In Pitt Meadows, the blue and white plastic placards that read “Vote Yes: Extinguish the HST” are being targeted daily, especially along Airport Way, where the signs have landed into trees, ditches and tall grass.
Someone has also begun altering the message in Maple Ridge by sticking the words “Rabbit Condoms” over HST.
“I’m not sure what the point of that is,” said Bell, puzzled at the meaning.
B.C. is in the middle of a mail-in vote on the Harmonized Sales Tax and people have until Friday (July 22) to send in their ballot.
Pitt Meadows bylaw department removed dozens of anti-HST in June after receiving a complaint about them from a resident.

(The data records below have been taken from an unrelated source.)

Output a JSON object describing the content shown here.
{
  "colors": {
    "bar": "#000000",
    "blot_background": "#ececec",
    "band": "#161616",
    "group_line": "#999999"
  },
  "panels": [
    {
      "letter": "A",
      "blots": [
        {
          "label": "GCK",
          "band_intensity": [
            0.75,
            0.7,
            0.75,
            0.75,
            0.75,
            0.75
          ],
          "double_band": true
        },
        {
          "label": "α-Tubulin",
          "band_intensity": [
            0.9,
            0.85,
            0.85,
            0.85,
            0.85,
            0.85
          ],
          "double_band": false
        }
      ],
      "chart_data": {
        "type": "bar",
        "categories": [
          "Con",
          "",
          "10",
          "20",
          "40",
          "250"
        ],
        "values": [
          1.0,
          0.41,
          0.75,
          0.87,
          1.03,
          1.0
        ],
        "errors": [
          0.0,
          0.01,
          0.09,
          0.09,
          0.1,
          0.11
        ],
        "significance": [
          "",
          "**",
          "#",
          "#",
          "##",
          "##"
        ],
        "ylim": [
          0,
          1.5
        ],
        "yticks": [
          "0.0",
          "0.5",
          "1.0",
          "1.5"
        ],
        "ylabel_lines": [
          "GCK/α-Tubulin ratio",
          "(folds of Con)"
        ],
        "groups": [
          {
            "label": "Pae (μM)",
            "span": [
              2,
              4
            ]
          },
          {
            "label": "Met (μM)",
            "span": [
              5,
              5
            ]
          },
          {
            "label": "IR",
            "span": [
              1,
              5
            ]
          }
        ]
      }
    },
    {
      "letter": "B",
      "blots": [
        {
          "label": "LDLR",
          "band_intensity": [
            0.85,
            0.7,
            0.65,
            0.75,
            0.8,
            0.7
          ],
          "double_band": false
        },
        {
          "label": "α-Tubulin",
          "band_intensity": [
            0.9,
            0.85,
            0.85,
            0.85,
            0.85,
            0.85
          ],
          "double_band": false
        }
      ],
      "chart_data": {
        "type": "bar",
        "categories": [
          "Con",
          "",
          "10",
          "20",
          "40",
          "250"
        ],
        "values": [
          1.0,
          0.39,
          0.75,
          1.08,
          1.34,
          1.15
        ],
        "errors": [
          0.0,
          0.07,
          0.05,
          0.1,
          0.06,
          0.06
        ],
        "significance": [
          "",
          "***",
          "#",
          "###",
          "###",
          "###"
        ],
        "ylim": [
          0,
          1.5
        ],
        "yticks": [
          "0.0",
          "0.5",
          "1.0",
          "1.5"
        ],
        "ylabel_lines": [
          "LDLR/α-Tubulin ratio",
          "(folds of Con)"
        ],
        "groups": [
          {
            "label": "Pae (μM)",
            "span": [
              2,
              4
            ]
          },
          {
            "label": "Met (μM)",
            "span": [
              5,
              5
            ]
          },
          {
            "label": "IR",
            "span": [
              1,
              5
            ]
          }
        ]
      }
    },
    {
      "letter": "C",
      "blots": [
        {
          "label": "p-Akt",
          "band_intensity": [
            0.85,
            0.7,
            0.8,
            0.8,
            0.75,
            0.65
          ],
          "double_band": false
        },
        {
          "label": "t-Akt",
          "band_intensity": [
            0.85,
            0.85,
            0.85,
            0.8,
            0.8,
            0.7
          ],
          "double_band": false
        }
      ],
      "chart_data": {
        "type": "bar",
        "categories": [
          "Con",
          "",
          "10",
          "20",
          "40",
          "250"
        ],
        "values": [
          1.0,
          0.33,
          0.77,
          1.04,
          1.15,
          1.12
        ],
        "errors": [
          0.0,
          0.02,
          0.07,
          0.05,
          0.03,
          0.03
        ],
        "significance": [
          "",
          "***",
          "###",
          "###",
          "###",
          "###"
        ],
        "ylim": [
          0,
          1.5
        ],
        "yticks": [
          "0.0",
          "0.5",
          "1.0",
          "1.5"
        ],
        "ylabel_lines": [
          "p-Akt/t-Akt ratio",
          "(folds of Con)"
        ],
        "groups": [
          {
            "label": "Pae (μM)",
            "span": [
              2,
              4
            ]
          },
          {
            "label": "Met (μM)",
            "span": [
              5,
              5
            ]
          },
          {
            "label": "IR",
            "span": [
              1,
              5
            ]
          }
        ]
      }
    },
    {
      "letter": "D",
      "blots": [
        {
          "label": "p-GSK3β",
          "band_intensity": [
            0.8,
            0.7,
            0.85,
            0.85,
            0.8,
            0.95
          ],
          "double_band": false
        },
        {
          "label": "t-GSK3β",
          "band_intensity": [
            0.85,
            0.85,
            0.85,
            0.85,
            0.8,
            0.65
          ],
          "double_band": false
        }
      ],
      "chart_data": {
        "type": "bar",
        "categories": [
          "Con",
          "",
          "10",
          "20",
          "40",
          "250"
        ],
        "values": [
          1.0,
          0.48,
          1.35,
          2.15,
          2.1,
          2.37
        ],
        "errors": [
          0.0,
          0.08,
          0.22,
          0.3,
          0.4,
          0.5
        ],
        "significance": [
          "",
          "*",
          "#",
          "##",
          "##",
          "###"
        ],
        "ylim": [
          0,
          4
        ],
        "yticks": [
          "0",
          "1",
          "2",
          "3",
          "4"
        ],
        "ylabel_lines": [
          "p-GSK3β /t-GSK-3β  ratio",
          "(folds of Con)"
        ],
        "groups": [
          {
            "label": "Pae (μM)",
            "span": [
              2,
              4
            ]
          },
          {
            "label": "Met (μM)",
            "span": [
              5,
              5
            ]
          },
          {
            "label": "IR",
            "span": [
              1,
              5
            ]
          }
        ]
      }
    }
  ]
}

The city’s sign bylaw bans political or election signs from roadsides, medians, parks and bridges, though they’re OK on some municipal properties and private lots.
FightHST organizers had to go door to door to ask residents if they’d like to have a sign outside their property.
Bell finds the persistent vandalism disheartening.
“It took so much effort to be able to put the signs out, especially in Pitt Meadows,” she said.
“It just shows a lack of respect for democracy.”
In Surrey, the city removed about 400 anti-HST signs last month, but after backlash promised to return them.